All standard references below refers to N4659: March 2017 post-Kona working draft/C++17 DIS.
Consider the following snippet:
#include <type_traits>
template <int N> struct num {};
template <typename> struct A;
// (1)
template <int N> struct A<num<N>> { using type = bool; };
// (2)
template <long N> struct A<num<N>> { using type = char; };
static_assert(!std::is_same_v<long, int>, "");
// (A)
static_assert(std::is_same_v<A<num<1>>::type, bool>, "");
int main() {}
The static_assert
at (A) is successful for GCC, but fails for Clang:
error: static_assert failed due to requirement 'std::is_same_v<char, bool>' ""
Essentially, GCC picks the perfectly matching specialization (1), whereas Clang picks the specialization (2).
Similarly, if we remove the assertions as well as specialization (1):
template <int N> struct num {};
template <typename> struct A;
// (2)
template <long N> struct A<num<N>> { using type = char; };
int main() {
A<num<1>> a{};
(void)a;
}
Then GCC fails to compile the program whereas Clang accepts it.
GCC:
error: variable '`A<num<1> > a`' has initializer but incomplete type
This behaviour holds over various GCC and Clang versions, as well as various C++ language levels over these version (C++11, C++14, C++17, C++2a).
My guess is that this is ill-formed, but haven't been able to apply a relevant part of [temp.class.spec] to reject it. Perhaps [temp.class.spec]/8.1?
[temp.class.spec]/8.1 The type of a template parameter corresponding to a specialized non-type argument shall not be dependent on a parameter of the specialization. [ Example: [...] — end example ]
As far as I can tell, the first snippet is ill-formed (and a diagnostic is required); compilers should reject the program because of the partial specialization (2).
[temp.deduct.type]/18 applies here:
If
P
has a form that contains<i>
, and if the type ofi
differs from the type of the corresponding template parameter of the template named by the enclosing simple-template-id, deduction fails. [...]
The associated example in the Standard uses a function template, but is otherwise very similar.
So the template argument of the partial specialization (2) can never be deduced, and [temp.class.spec.match]/3 applies:
If the template arguments of a partial specialization cannot be deduced because of the structure of its template-parameter-list and the template-id, the program is ill-formed.

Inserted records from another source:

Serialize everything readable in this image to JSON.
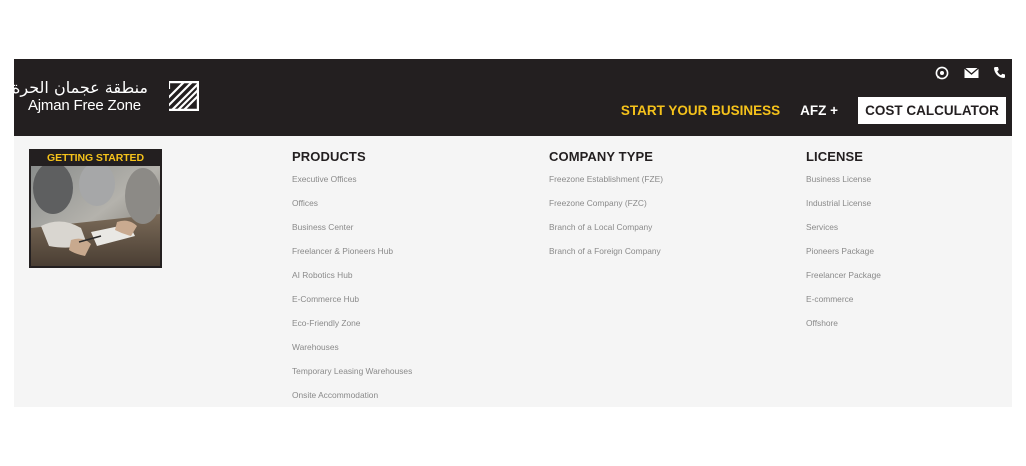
{
  "header": {
    "logo": {
      "arabic": "منطقة عجمان الحرة",
      "english": "Ajman Free Zone",
      "icon": "afz-stripes-logo-icon"
    },
    "top_icons": [
      "whatsapp-icon",
      "mail-icon",
      "phone-icon"
    ],
    "nav": {
      "start_business": "START YOUR BUSINESS",
      "afz_plus": "AFZ +",
      "cost_calculator": "COST CALCULATOR"
    }
  },
  "mega_menu": {
    "getting_started": "GETTING STARTED",
    "columns": [
      {
        "heading": "PRODUCTS",
        "items": [
          "Executive Offices",
          "Offices",
          "Business Center",
          "Freelancer & Pioneers Hub",
          "AI Robotics Hub",
          "E-Commerce Hub",
          "Eco-Friendly Zone",
          "Warehouses",
          "Temporary Leasing Warehouses",
          "Onsite Accommodation"
        ]
      },
      {
        "heading": "COMPANY TYPE",
        "items": [
          "Freezone Establishment (FZE)",
          "Freezone Company (FZC)",
          "Branch of a Local Company",
          "Branch of a Foreign Company"
        ]
      },
      {
        "heading": "LICENSE",
        "items": [
          "Business License",
          "Industrial License",
          "Services",
          "Pioneers Package",
          "Freelancer Package",
          "E-commerce",
          "Offshore"
        ]
      }
    ]
  },
  "colors": {
    "header_bg": "#231f20",
    "accent": "#f5c21b",
    "menu_bg": "#f5f5f5",
    "item_text": "#8a8a8a"
  }
}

Interestingly, I couldn't find a compiler that diagnoses this issue, not even EDG in strict mode. We could speculate that most compiler writers consider the benefits of having a diagnostic here not to be worth the effort of implementing the checks. This could mean that we might see the requirement in the paragraph above change in the future from ill-formed to ill-formed, no diagnostic required. However, this is pure speculation. In any case, I don't see it ever changing to well-formed; I can't think of a valid use for a partial specialization that never matches.
The wording of [temp.deduct.type]/18 was clarified by the resolution of CWG2091.
The standard is not nearly precise enough about the template argument deduction for a partial specialization ([temp.class.spec.match]/2) to definitively determine the meaning of your example. In particular, all deduction is ultimately defined in terms of types ([temp.deduct.type]), but there are no types involved for a non-type template argument.
The deduction for partial ordering among partial specializations handles this case in terms of an invented class template ([temp.class.order]/1.2), which brings to bear the rule that deduction fails for any mismatch between the type of a non-type template argument and its parameter ([temp.deduct.type]/18). That makes any use of A<num<…>>
in your example ambiguous if both partial specializations match (avoiding the need to determine whether a narrowing conversion was involved in using the “unique value” synthesized for partial ordering ([temp.func.order]/3) as a template argument). However, if we apply the same rule to the matching itself, we find (as does GCC) that (2) never matches. In turn, that arguably should provoke a diagnostic for the specialization itself ([temp.class.spec.match]/3, as bogdan’s answer mentioned), although it’s not entirely obvious what “structure” there is meant to include if the error is to be diagnosable and no compiler rejects it.
Meanwhile, [temp.class.spec]/8.1 is certainly irrelevant: there are no specialized non-type arguments involved.